The whole question of whether his suggested "alternative" investments will beat equities with less risk all depends on what the returns of equities are going to be. If the stock market returns 0-2% annualized for the next 25 years, then it is entirely possible or even probable that these alternatives will exceed that return.
In the Trinity/Bengen retirement studies, I believe it's 1966 that would have been the worst year to retire and rely on an income based mostly on returns from stocks and bonds. In the succeeding 15 years, both stocks and bonds provided very poor returns. Swedroe is not the sort of writer who will start screaming from the rooftops that it's 1966, only worse. However, he does clearly believe that there is a significant possibility that this is in fact the case. If you're looking at it from that perspective, it's entirely prudent to look for better alternatives. The ones he has suggested are certainly reasonable ones in theory.
With that defense out of the way, I would say that for me costs are the big issue. Comparing the ERs of the Stone Ridge funds to a VG mutual fund is comparing apples and oranges. But even once you do make them comparable, the Stone Ridge funds are still high cost by Boglehead standards. And then you have to add on a second layer of advisory fees to even get access. It seems like the "alpha" is going to Stone Ridge and the advisor.

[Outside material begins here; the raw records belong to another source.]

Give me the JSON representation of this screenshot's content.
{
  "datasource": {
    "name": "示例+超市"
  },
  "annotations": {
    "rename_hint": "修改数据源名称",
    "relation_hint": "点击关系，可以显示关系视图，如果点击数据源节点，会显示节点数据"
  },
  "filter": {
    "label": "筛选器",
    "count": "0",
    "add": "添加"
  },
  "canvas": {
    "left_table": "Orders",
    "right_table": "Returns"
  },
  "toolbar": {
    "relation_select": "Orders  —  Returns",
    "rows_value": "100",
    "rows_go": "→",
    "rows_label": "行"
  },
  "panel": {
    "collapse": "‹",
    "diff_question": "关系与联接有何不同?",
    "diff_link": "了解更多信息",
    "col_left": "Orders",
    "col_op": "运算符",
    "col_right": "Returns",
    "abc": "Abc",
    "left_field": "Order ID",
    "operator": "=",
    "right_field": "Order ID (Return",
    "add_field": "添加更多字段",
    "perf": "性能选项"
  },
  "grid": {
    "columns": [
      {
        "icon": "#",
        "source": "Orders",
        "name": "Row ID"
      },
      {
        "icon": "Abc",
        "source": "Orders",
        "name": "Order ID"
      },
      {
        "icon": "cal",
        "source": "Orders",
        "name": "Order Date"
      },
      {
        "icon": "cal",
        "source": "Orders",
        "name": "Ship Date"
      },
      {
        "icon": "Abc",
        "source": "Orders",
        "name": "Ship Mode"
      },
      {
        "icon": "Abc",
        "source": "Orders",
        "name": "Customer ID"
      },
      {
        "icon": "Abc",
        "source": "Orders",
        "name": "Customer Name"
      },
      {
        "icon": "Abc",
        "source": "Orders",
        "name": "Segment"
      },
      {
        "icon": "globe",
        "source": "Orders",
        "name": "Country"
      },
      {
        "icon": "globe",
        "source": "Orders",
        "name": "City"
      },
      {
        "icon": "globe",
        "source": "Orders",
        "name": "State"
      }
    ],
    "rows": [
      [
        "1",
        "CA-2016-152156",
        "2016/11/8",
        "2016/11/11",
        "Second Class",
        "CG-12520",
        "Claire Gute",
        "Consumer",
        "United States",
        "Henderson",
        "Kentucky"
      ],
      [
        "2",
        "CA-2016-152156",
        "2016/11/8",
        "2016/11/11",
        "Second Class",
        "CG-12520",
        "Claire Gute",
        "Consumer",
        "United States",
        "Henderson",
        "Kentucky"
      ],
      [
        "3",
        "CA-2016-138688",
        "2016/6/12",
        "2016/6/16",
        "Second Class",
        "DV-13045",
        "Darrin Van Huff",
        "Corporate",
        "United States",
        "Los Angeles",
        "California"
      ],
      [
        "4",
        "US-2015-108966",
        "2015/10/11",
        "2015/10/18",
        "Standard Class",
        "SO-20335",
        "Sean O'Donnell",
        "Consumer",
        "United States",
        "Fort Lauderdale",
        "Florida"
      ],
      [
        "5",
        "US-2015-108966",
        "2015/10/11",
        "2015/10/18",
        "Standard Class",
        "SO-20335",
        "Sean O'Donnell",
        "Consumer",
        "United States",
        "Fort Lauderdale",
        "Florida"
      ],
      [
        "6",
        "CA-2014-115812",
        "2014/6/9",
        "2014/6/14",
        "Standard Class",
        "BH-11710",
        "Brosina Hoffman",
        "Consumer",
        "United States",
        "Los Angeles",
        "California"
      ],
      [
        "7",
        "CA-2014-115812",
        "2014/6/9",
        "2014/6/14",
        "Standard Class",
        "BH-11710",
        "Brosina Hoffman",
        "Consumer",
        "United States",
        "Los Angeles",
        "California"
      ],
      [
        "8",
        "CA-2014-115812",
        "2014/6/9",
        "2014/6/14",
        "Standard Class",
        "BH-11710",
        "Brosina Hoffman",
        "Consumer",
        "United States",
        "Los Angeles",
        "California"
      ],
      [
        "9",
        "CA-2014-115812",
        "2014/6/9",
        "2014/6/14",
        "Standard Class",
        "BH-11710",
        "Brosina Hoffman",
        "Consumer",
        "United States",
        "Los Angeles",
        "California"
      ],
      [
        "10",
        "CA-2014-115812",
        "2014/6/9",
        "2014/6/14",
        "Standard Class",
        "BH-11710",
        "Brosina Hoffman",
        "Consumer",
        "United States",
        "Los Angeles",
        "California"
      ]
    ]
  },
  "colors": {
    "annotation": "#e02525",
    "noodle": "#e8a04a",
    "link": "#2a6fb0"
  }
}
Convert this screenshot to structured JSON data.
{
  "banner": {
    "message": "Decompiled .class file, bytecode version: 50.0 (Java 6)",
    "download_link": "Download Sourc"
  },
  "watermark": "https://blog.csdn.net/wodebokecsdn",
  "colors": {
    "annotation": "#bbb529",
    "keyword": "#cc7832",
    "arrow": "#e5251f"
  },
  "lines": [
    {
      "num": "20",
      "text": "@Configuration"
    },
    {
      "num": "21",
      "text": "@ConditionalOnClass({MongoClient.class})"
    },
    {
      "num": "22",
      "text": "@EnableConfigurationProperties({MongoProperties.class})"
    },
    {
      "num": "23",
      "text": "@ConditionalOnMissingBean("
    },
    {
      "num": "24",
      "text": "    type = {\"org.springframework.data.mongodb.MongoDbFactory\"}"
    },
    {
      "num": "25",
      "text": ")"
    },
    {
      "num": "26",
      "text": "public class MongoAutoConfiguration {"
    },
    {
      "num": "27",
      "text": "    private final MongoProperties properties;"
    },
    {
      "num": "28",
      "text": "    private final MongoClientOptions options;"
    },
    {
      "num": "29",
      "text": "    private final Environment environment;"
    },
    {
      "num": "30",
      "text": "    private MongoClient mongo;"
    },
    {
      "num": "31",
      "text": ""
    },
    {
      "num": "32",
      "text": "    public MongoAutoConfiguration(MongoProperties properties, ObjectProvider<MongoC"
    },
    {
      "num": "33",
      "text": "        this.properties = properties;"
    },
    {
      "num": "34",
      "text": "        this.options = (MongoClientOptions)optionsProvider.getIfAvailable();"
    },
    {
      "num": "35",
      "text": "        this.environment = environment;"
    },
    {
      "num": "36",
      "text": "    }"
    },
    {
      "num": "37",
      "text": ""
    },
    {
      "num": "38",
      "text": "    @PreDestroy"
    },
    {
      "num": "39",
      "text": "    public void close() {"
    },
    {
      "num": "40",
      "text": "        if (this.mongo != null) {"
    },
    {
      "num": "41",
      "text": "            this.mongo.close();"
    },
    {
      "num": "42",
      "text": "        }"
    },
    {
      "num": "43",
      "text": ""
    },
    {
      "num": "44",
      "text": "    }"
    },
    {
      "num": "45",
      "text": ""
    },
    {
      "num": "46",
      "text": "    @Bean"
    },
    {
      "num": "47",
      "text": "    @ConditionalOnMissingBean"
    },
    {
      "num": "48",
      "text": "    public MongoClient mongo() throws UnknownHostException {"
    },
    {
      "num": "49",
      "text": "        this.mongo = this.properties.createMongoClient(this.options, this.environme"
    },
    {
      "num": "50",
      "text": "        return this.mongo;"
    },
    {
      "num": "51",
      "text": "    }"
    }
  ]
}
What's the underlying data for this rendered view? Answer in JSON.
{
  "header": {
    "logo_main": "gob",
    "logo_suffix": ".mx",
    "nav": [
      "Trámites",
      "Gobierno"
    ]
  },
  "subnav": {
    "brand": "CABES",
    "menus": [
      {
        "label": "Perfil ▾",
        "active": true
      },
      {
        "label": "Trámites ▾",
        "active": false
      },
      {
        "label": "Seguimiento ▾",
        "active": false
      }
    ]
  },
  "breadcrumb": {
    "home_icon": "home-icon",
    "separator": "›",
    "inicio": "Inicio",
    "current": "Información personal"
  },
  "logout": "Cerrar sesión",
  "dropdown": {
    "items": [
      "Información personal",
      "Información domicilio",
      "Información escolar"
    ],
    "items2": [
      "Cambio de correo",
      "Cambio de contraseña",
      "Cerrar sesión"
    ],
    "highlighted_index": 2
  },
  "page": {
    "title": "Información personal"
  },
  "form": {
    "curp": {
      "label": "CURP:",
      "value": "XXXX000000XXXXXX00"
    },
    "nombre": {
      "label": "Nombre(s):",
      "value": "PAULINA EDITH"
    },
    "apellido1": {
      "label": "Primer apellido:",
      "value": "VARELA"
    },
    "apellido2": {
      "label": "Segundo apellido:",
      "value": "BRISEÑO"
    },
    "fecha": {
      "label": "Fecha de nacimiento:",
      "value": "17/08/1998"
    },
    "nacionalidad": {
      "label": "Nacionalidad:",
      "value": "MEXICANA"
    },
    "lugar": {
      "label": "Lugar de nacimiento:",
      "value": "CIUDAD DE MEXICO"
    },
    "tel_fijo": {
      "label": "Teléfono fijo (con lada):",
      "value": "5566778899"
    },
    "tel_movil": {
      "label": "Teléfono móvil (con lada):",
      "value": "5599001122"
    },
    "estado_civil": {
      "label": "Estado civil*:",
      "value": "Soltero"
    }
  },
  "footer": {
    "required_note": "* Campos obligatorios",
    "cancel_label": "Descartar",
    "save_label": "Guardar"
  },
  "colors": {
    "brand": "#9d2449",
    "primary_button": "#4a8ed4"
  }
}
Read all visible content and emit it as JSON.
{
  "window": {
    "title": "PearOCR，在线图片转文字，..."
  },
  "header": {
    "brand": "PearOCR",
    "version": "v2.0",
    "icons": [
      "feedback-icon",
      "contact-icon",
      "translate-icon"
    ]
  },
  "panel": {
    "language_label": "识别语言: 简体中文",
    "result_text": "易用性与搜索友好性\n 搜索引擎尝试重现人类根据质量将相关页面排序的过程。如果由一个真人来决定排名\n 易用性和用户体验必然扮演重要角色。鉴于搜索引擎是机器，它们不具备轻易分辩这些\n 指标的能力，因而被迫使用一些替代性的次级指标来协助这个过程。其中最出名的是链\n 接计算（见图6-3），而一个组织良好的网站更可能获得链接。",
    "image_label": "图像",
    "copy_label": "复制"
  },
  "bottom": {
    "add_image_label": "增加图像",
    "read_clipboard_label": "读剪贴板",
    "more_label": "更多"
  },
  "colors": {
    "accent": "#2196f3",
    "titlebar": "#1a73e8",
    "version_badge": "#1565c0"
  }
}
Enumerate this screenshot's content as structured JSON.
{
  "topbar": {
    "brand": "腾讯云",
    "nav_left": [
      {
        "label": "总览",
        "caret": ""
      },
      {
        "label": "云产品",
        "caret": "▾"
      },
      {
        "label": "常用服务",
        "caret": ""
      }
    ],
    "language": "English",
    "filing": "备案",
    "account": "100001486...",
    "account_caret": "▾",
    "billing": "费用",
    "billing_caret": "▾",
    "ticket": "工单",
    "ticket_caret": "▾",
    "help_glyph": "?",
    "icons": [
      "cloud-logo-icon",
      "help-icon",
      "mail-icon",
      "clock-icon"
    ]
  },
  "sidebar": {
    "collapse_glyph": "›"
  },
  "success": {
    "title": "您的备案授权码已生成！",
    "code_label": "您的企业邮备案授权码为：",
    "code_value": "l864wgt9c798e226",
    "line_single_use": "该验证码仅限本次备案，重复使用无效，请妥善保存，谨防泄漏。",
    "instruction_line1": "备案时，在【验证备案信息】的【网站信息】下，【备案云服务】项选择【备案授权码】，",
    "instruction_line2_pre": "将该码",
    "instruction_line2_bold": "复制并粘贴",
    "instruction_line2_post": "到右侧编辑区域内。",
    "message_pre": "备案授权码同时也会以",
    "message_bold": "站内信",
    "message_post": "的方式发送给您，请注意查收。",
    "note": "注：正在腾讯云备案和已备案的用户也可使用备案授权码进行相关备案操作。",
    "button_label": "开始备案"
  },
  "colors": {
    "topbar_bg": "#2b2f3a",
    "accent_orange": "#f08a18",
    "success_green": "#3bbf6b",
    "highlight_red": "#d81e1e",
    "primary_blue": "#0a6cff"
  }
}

If that problem was fixed, I'd be more open to considering such investments for my own portfolio.
There are better methods of planning to address the challenges of retirement than running first to alternative investments. The 1966 retiree didn't have TIPS. We do. If Social Security forms the base of retirement income, TIPS can provide a second layer of worry-free income (e.g. see this post viewtopic.php?t=71927
or many of bobcat's posts). Annuities (where immediate or deferred) can also be a part of the picture for some folks.
Once you've done that, then you can fund variable costs with more risky assets. But because you've put a good foundation together, you don't have to stress out as much about the returns of those risky assets from year to year. Whether the stock market or alternatives to it provide good or poor returns will mostly depend on future events that we aren't even aware of now.
Bottom line is that good retirement planning accounts for a wide range of reasonably possible occurrences as opposed to making accurate forecasts.